Chleb ten moim zdaniem nie czuć ani twarogiem ani za bardzo jogurtem ,wiec jak najbardziej polecam samemu upiec taki chlebek.




Życzę smacznego

piątek, 14 grudnia 2018

Chlebek czosnkowy (bez mąki)

Ten chlebek znalazłam na innym blogu ,a spodobał mi się ponieważ nie zawiera mąki zbożowej ale mąkę migdałową i jest niskowęglowodanowy.link
Ja robiłam go już 3 razy i jest super smaczny ,a do tego ma smak czosnkowy(mniam).

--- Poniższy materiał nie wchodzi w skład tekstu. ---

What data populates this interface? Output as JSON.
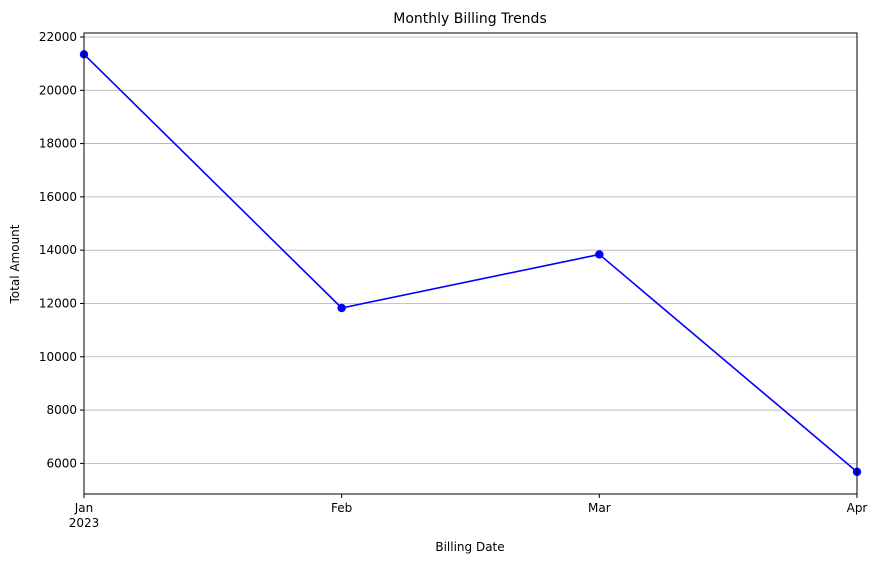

Do sporządzenia w/w chlebka potrzeba nam będzie:
1 szklanka twardej tartej mozzarelli (ja kupuję takie już starkowane opakowanie ok.150g)
1/2 filiżanki drobno zmielonych migdałów (ja stosuję mąkę migdałową)
2 łyżki kremowego serka (ja używam mascarpone)
2 łyżki stołowe czosnku mielonego (ja  używam firmy Dar Natury,nie pachnie tak intensywnie )
1 łyżeczka proszku do pieczenia
2 łyżki masła
1 jajko
1-2 ząbki czosnku rozgniecionego( jak ktoś nie lubi zapachu czosnku ,może pominąć ten świeży czosnek)
1 łyżka stołowa posiekanej natki pietruszki,koperku lub szczypiorku (ja na razie używałam tego drobniutkiego szczypiorku)
1 łyżka stołowa tartego parmezanu
sól do smaku

Ja przygotowywanie tego chlebka zaczęłam od roztopienia masła z rozgniecionym czosnkiem,odstawiłam na chwilę żeby nie było za gorące i w drugim rondelku roztopiłam ser mozzarella z serkiem mascarpone (uwaga pilnować żeby nam sie nie przypaliło).
Jajka roztrzepałam na osobnej miseczce(lub talerzyku) i do roztopionego sera dodałam rozmącone jajka ,mąkę migdałową ,proszek do pieczenia i czosnek w proszku wszystko to dobrze wymieszałam do jednolitej konsystencji .
Do rondelka w którym roztopiłam masło dodałam starty parmezan i pocięty szczypiorek(jak pisałam wcześniej można tu dać to co się lubi czyli natkę pietruszki lub koperek).
W między czasie nastawiłam piekarnik na 150C (termoobieg) i formę (u mnie była to tortownica) wyłożyłam papierem do pieczenia.
Masę z mąką,jajkami rozprowadzić po formie i na gorze posmarować masłem z dodatkami(czyli nasz drugi rondelek gdzie roztapialiśmy masło ,parmezan oraz np. szczypiorek ).
Wstawiłam do nagrzanego piekarnika temperatura jak wcześniej pisałam i piekłam ok. 10 minut(proszę nie przedobrzyć jak zrobiłam to za pierwszym razem ,kolor na gorze ma być złoty,a nie brązowy) i starczy piec na środkowej półce w piekarniku i przy samym termoobiegu.
Mi smakuje bardzo (ale choć ma nazwę chlebek typowym chlebkiem to to nie jest ze wkładamy miedzy kromki wędlinę np.) i nie wychodzi za bardzo puszysty (trochę podrośnie ,ale tylko troszkę).



Życzę smacznego

piątek, 7 grudnia 2018

Pasztet z soczewicy zielonej ,dyni i pieczarek

Pasztet ten w zamierzeniach miał być z ciecierzycy ,ale przyznam się bez bicia że pomyliła mi się ciecierzyca z soczewicą(jak się skapowałam że namoczyłam zamiast ciecierzycy soczewicę to już było za późno bo już ziarna były namoczone na noc)  to jest  to pasztet z soczewicą i kropka.
Dlaczego użyłam zielonej soczewicy a nie czerwonej bo takiej jeszcze nie jadłam i musiałam spróbować jak długo się gotuje oraz jaki ma smak.


Do pasztetu użyłam:
200-300g zielonej soczewicy(ja dałam 2 kubki suchych ziaren)
1/2 kg pieczarek
500-600 g dyni (ja lubię dynię piżmową za jej wszechstronność)
4 jajka
1 cebula
1 kajzerka
bułka tarta
oliwa
przyprawy(u mnie były to:sól,pieprz,gałka muszkatołowa starta na tarce,papryka w proszku,przyprawa do pasztetu)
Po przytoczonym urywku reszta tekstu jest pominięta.